Il est très difficile de savoir à quoi pense réellement un type comme Charles. L’état second dans lequel il évolue en permanence lui donne un côté insondable. On ne sait pas s’il fait preuve d’une grande pénétration, si cette nouvelle, en apparence bénigne, développe en lui des tentacules de réflexion ou si l’alcool a totalement crétinisé l’ensemble de son cerveau.
— Ça veut dire quoi, ça, Charles ?
Sans doute sent-il mon inquiétude. Il prend un air philosophe en soulevant ses maigres épaules.

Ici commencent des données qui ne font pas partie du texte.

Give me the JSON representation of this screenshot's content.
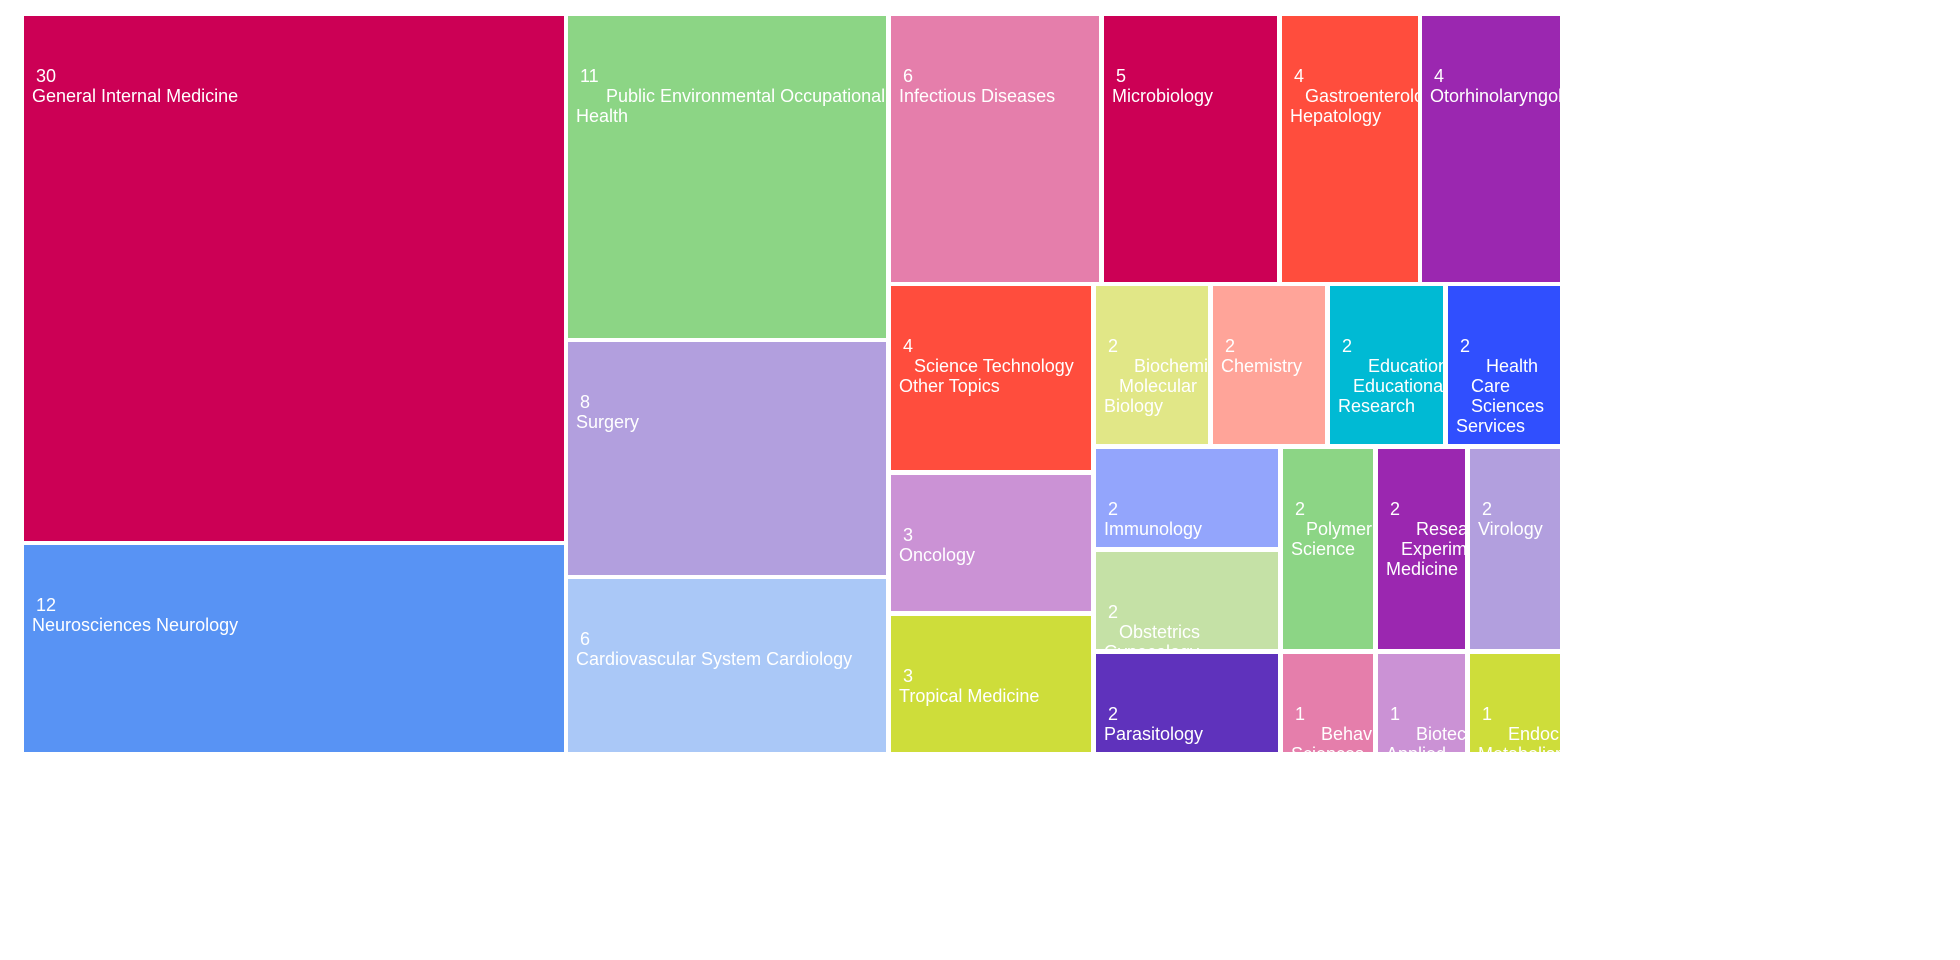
{
  "chart_data": {
    "type": "treemap",
    "title": "",
    "items": [
      {
        "name": "General Internal Medicine",
        "value": 30,
        "color": "#cc0055"
      },
      {
        "name": "Neurosciences Neurology",
        "value": 12,
        "color": "#5893f4"
      },
      {
        "name": "Public Environmental Occupational Health",
        "value": 11,
        "color": "#8cd585"
      },
      {
        "name": "Surgery",
        "value": 8,
        "color": "#b29fde"
      },
      {
        "name": "Cardiovascular System Cardiology",
        "value": 6,
        "color": "#aac8f7"
      },
      {
        "name": "Infectious Diseases",
        "value": 6,
        "color": "#e57eab"
      },
      {
        "name": "Microbiology",
        "value": 5,
        "color": "#cc0055"
      },
      {
        "name": "Gastroenterology Hepatology",
        "value": 4,
        "color": "#ff4d3d"
      },
      {
        "name": "Otorhinolaryngology",
        "value": 4,
        "color": "#9b27b0"
      },
      {
        "name": "Science Technology Other Topics",
        "value": 4,
        "color": "#ff4d3d"
      },
      {
        "name": "Oncology",
        "value": 3,
        "color": "#cb92d5"
      },
      {
        "name": "Tropical Medicine",
        "value": 3,
        "color": "#cedd3a"
      },
      {
        "name": "Biochemistry Molecular Biology",
        "value": 2,
        "color": "#e1e787"
      },
      {
        "name": "Chemistry",
        "value": 2,
        "color": "#ffa499"
      },
      {
        "name": "Education Educational Research",
        "value": 2,
        "color": "#00bad4"
      },
      {
        "name": "Health Care Sciences Services",
        "value": 2,
        "color": "#304ffe"
      },
      {
        "name": "Immunology",
        "value": 2,
        "color": "#93a5fc"
      },
      {
        "name": "Obstetrics Gynecology",
        "value": 2,
        "color": "#c5e1a6"
      },
      {
        "name": "Parasitology",
        "value": 2,
        "color": "#5f32bc"
      },
      {
        "name": "Polymer Science",
        "value": 2,
        "color": "#8cd585"
      },
      {
        "name": "Research Experimental Medicine",
        "value": 2,
        "color": "#9b27b0"
      },
      {
        "name": "Virology",
        "value": 2,
        "color": "#b29fde"
      },
      {
        "name": "Behavioral Sciences",
        "value": 1,
        "color": "#e57eab"
      },
      {
        "name": "Biotechnology Applied Microbiology",
        "value": 1,
        "color": "#cb92d5"
      },
      {
        "name": "Endocrinology Metabolism",
        "value": 1,
        "color": "#cedd3a"
      }
    ]
  }
}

— Il a eu une promotion, le Romain. Il est passé superviseur et on…
— Quand exactement ?
Charles plisse les lèvres comme si on atteignait une inévitable limite.
— Le lundi après ton départ.
Je devrais me féliciter de mon intuition. Mais c’est avant tout un emmerdement majeur. Charles me tapote l’épaule d’une main secourable, comme s’il m’adressait des condoléances. Il pense beaucoup plus vite qu’on l’imaginerait. À preuve :
— Si t’as besoin de moi…, me dit-il. Moi aussi j’étais là et j’ai tout vu.
Je n’avais pas imaginé ça. Pour m’y encourager, Charles lève un index sentencieux :
— Quand le bûcheron entre dans la forêt avec sa hache sur l’épaule, les arbres disent : le manche est des nôtres.
Ça me souffle, cette histoire de hache, mais quelle que soit la manière dont il la formule, il suffit de regarder Charles pour évaluer la qualité de sa proposition.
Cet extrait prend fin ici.